In what has become an annual tradition, it’s time to take a look at K-pop’s biggest agencies and offer my 2018 verdict. After yesterday’s focus on SM Entertainment, it’s time to move onto YG Entertainment.
As usual, the thoughts are my own and aren’t privy to any insider information. I’m not taking into account things like profits and stock value. The purpose of these articles is to determine how well K-pop agencies are serving their artists and fans.
When YG actually focuses on something, the results tend to be incredibly successful. It’s hard to imagine a better promotional campaign than iKON’s 2018 trilogy of releases.
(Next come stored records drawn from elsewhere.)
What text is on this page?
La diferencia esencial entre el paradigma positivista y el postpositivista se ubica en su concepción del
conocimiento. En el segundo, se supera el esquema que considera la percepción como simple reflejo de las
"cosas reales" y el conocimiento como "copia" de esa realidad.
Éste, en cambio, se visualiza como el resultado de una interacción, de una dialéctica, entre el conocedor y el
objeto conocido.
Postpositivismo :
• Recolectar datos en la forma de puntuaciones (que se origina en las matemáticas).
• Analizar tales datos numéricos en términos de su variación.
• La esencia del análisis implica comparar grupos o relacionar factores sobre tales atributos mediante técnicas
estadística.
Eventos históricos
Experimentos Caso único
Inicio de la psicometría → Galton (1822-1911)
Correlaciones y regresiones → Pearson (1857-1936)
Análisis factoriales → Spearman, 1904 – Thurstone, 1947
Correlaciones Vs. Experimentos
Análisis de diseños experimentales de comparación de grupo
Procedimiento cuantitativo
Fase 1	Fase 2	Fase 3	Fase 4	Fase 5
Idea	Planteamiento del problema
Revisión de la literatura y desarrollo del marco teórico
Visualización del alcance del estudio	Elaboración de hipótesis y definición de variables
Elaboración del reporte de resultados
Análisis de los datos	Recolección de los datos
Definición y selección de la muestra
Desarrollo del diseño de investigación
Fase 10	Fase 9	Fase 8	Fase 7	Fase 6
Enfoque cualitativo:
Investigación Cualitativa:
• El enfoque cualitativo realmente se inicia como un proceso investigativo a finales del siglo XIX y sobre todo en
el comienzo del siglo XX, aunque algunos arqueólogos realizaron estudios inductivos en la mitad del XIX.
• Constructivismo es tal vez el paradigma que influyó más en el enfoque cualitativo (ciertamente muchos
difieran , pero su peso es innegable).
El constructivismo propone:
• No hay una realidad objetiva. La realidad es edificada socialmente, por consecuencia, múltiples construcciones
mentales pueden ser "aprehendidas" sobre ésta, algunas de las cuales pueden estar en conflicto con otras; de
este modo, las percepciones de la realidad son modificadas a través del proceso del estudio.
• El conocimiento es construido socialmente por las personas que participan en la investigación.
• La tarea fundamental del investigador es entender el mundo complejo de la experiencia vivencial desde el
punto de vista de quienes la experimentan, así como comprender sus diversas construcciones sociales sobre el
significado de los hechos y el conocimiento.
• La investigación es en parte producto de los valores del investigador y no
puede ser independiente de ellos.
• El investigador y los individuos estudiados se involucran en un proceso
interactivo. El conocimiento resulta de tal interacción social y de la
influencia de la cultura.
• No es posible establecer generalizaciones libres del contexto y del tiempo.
After a 2016/2017 that saw only three (!) new Korean songs from the group, they’ve come roaring back as one of the year’s biggest success stories. And with Bigbang on military hiatus, their dominance hasn’t come a moment too soon.
YG artists tend to be at their best when left to their own devices, and Seungri’s EDM-inspired solo album was a perfect example of this. Rather than following YG’s house style, he was allowed to explore different sounds, which resulted in music that felt refreshingly trend-free. The fact that Seungri’s bandmates have all enlisted has given room for his star to shine this year. As part of such a successful group with such big personalities, it was often easy for him to get overshadowed. But, he’s had a wonderfully busy 2018.
And as much as I hate YG’s tactics when it comes to survival series (more on that below), there’s no denying the strength of his trainees on new series YG Treasure Box. If any of these kids actually get to debut, the future of the agency is looking solid.
When YG actually focuses on something… everything else seems to fall by the wayside. Though iKON have had a spectacular year, it’s been pretty sparse for everyone else in the agency. BLACKPINK remain a huge success, but their discography is still incredibly slim. A four-track EP didn’t help matters much, especially since most of it paled in comparison to their past work. Winner released a full album earlier in the year, but haven’t been heard from since. And soloists like Lee Hi or AKMU’s Suhyun? There really seems to be no hope.
The agency has often peddled the tired “quality over quantity” argument, but that’s holding less and less weight each year. To be honest, much of YG’s 2018 output has been subpar. Winner’s title track was pretty dreadful, as was Jennie’s solo debut. These missteps might be more forgivable if they played only a small part in a more robust 2018 release schedule. But, the year has only seen eight (!) title tracks from the whole of YG Entertainment (plus a few more if you count their subsidiaries). That’s down drastically from last year, and is a downright embarrassing lack of material for one of Korea’s “Big Three” agencies.
Speaking of “lack of material,” it’s becoming clearer each year that YG has no real plan for BLACKPINK. He’s sitting on a goldmine with this group, but their haphazard management has made being a fan an incredibly frustrating prospect. It’s a testament to the girls themselves that they’re as popular as they are. They could be conquering the world right now. Instead, they’ve released a whopping nine songs in three years. For comparison’s sake, Red Velvet has released forty-one songs in the same amount of time. Twice? Fifty-six.
What YG needs more than anything is an injection of new behind-the-scenes talent. They continue to rely on a very small circle of composers and producers, but they’re not a boutique agency. They have too many artists on their roster who could (and should) be branching out in sound. Instead, we often get material that feels interchangeable from group to group. Winner and iKON’s music is continuing to blend together. The only real difference is who gets promoted. I would love to see YG’s next debut be something completely different, without a focus on the same old posturing hip-hop style the agency has become known for.
And then we have MIXNINE — quite possibly the most botched project in YG history. Not only did the program fail to debut its winning group as promised, but the show’s constraints ended up handicapping all of the contestants involved. It was a messy ending to a messy series, and quite a blow to YG’s reputation as a hitmaker. Rarely does one agency screw over so many others on such a grand scale. I can’t imagine that this hasn’t resulted in bad blood throughout the industry. YG has never really played nice with others (his acts still don’t appear on most music shows), but there’s only so far you can go when you’re constantly burning bridges.